Protons stabilize the closed conformation of gain-of-function mutants of the TRPV1 channel

Abstract

The vanilloid transient receptor potential channel TRPV1 is a molecular integrator of noxious stimuli, including capsaicin, heat and protons. Despite clear similarities between the overall architecture of TRPV1 and voltage-dependent potassium (Kv) channels, the extent of conservation in the molecular logic for gating is unknown. In Kv channels, a small contact surface between S1 and the pore-helix is required for channel functioning. To explore the function of S1 in TRPV1, we used tryptophan-scanning mutagenesis and characterized the responses to capsaicin and protons. Wild-type-like currents were generated in 9 out of 17 mutants; three mutants (M445W, A452W, R455W) were non-functional. The conservative mutation R455K in the extracellular extent of S1 slowed down capsaicin-induced activation and prevented normal channel closure.

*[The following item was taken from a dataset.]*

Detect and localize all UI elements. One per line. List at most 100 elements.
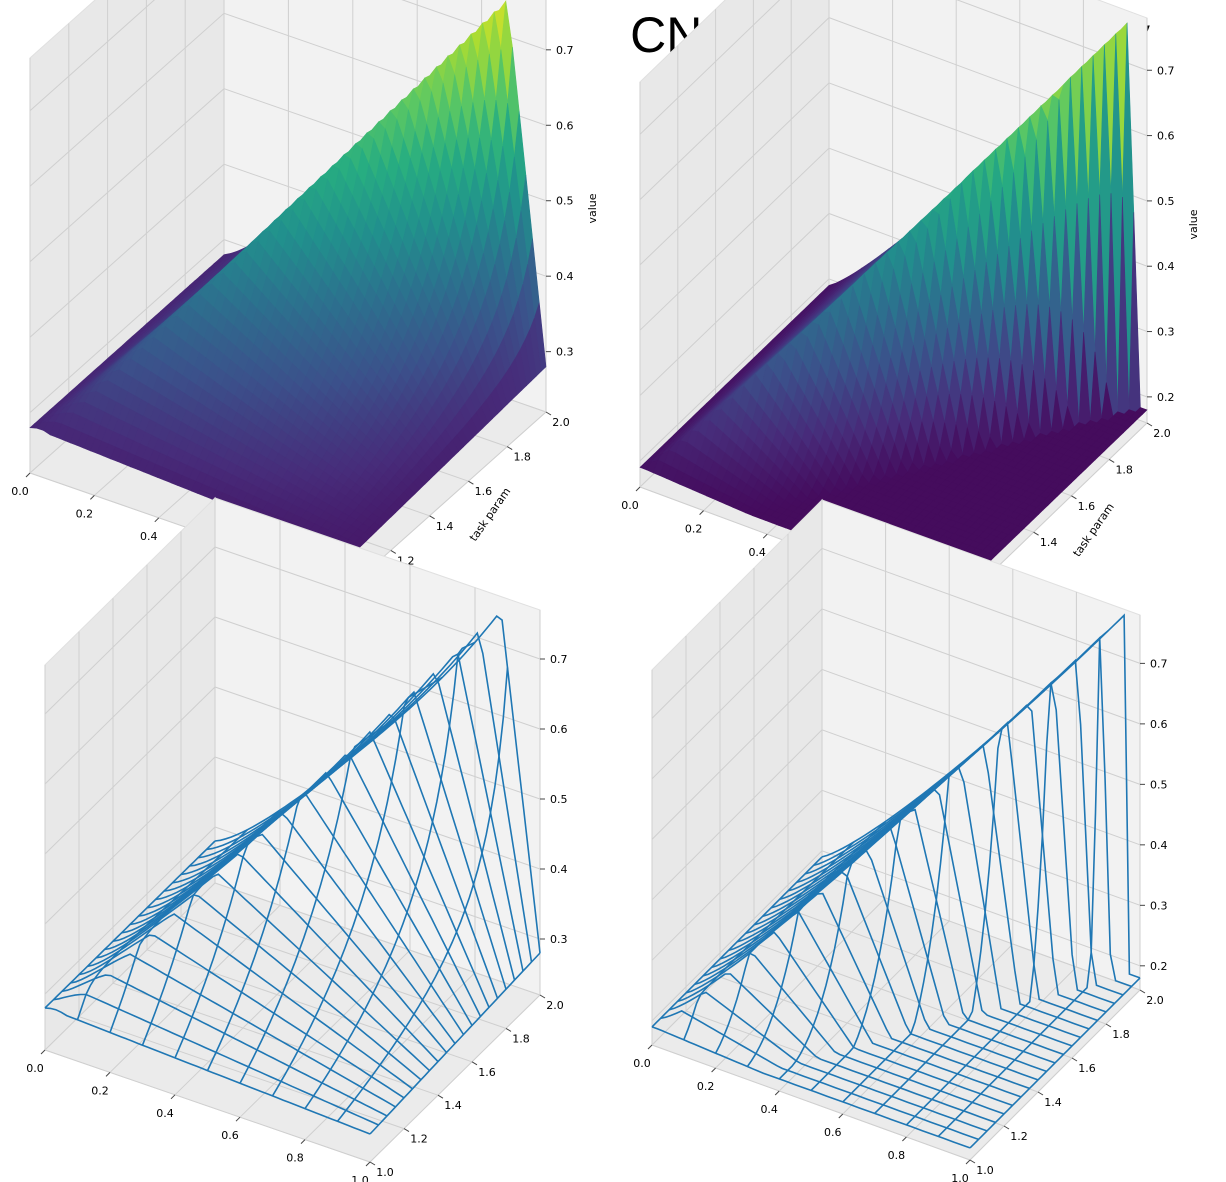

This mutant was neither activated nor potentiated by protons, on the contrary, protons promoted a rapid deactivation of its currents. Similar phenotypes were found in two other gain-of-function mutants and also in the pore-helix mutant T633A, known to uncouple proton activation. We propose that the S1 domain contains a functionally important region that may be specifically involved in TRPV1 channel gating, and thus be important for the energetic coupling between S1–S4 sensor activation and gate opening. Analogous to Kv channels, the S1-pore interface might serve to stabilize conformations associated with TRPV1 channel gating.